Jam Prep – City Fox (part 2)

We progressed with our individual game projects in class today, with a few goals for this week. Some of the more important ones were:

  1. Discuss the use of arrays in code
  2. Experiment with arrays of vertices
  3. Add win/loss conditions to our games
  4. Add enemy movement to our games
  5. Develop a blog post reflecting on all of this

We looked at a particular example of code that used arrays to generate shapes – this is something I’ll discuss in a separate blog, so this one remains focused on the jam prep. However, it was nice to see how arrays could be used in other ways outside of how I’ve used them so far: starting with the walking simulator where we used lists for our inventory, then moving on to the game jam and randomising obstacles through an array, up to now using them for storing waypoints in our 2D games.

After that, I returned to the post-it plan for this week and made sure I had at least 3 things I wanted to cover. These were based around suggestions from Ant, although one of those (add enemy movement) I had already done last week.


I wanted to make an end goal, but incorporate something from another lesson as practice: I was going to use a particle system to create a visible sign on the ground where the player would go to finish the level. I also wanted to include pick-ups for the the fox to walk over (in this case, apples) before the player could win the level. Of course, I also needed to put in a lose condition, where if the fox was hit by a car or caught by a person, then the game was over.

To start, I brought in a sprite sheet I found off of Google to make up the “portal” or finish. I set this up in a few minutes after re-familiarising myself with the steps and I think it serves its purpose. When I have a little more time, I’ll investigate how to make up my own sprite sheet so I can replace this – I tried for about an hour and unfortunately the sheet I made appeared a bit wonky. I’m wondering if, despite thinking I centred everything, there may be easier/better ways of doing this.


After that, I began focusing solely on my code; everything I needed for a basic first level was in place once I added in the pick-ups. While I’d not posted about it in my last blog entry, I had added code onto my fox to get him moving around the scene last class. I wasn’t too happy with the idea he wasn’t rotating, though, so I hit the internet for an easy if statement to add into my Movement function.
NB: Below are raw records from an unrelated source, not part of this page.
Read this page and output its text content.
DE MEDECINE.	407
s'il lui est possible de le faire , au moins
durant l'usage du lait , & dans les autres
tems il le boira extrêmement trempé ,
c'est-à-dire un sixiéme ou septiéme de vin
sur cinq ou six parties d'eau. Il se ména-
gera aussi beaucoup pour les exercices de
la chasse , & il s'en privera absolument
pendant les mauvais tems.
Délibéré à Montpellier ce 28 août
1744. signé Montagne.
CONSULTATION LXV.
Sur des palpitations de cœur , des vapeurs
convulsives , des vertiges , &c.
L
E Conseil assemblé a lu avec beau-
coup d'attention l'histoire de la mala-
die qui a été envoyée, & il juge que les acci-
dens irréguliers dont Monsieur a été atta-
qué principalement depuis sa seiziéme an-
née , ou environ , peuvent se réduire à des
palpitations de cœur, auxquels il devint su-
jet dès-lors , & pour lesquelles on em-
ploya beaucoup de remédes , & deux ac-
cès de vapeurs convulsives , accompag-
The first bit of code (lines 47 to 50 inclusive) were from our previous lessons, something Any provided for us. However, lines 51 onwards were what I found to make sure the fox could nicely rotate in the right direction. I’m getting better at thinking in mathematical terms on how to find the direction an object is moving in and then having it rotate/move correctly. I would reiterate this same maths later on when trying to make the “enemies” (cars and people) face the direction their moving, too. Practice makes perfect!


The above screenshot shows what the game is now like, where the player can pick up the apples and then make a beeline for the swirly exit point. Doing the code for the pick-ups was pretty straight-forward, since I’ve done it a number of times now. I decided to add in the collision detection for the two “enemies” – this was easily done by applying tags to the objects and then referring to them in-game. Quite frankly, this makes even more sense to me if I have multiple cars and/or people moving around later levels that have to be avoided.
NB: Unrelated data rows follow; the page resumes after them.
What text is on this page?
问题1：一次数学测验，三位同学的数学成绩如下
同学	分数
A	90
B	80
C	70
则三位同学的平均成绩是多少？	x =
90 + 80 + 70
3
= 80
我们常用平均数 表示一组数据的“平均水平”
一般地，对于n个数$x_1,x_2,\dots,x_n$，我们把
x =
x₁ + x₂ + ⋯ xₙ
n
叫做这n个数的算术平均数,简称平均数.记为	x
After that, I needed to fix the problem of the waypoint followers – the elements would move along the waypoints, but they weren’t turning to face the right way as they moved. This makes sense, as Unity won’t rotate the sprite for you, but I wanted something more realistic. I think I mentioned this observation in the last blog I made, and I’d done the same sort of thing for the fox, so I cannibalised that code to inject into the waypoint script we’d been given a while ago.




I needed to make a new Vector3 variable (called “direction”), that was the next waypoint minus the position the sprite was already in. After that, I could find the angle of direction using Mathf.Atan2 multiplied by Mathf.Rad2Deg – this would mean I could then figure out the transform.rotation with a Quaternion.Euler formula. I think it worked out quite well! The screen clip above shows a little bit of the re-directions, which will happen off screen to what the player can view.

So far, I think the game is coming together nicely. I think it’ll be good to add a scoring system, maybe a timer that will also be a game over condition, some menus, and so on.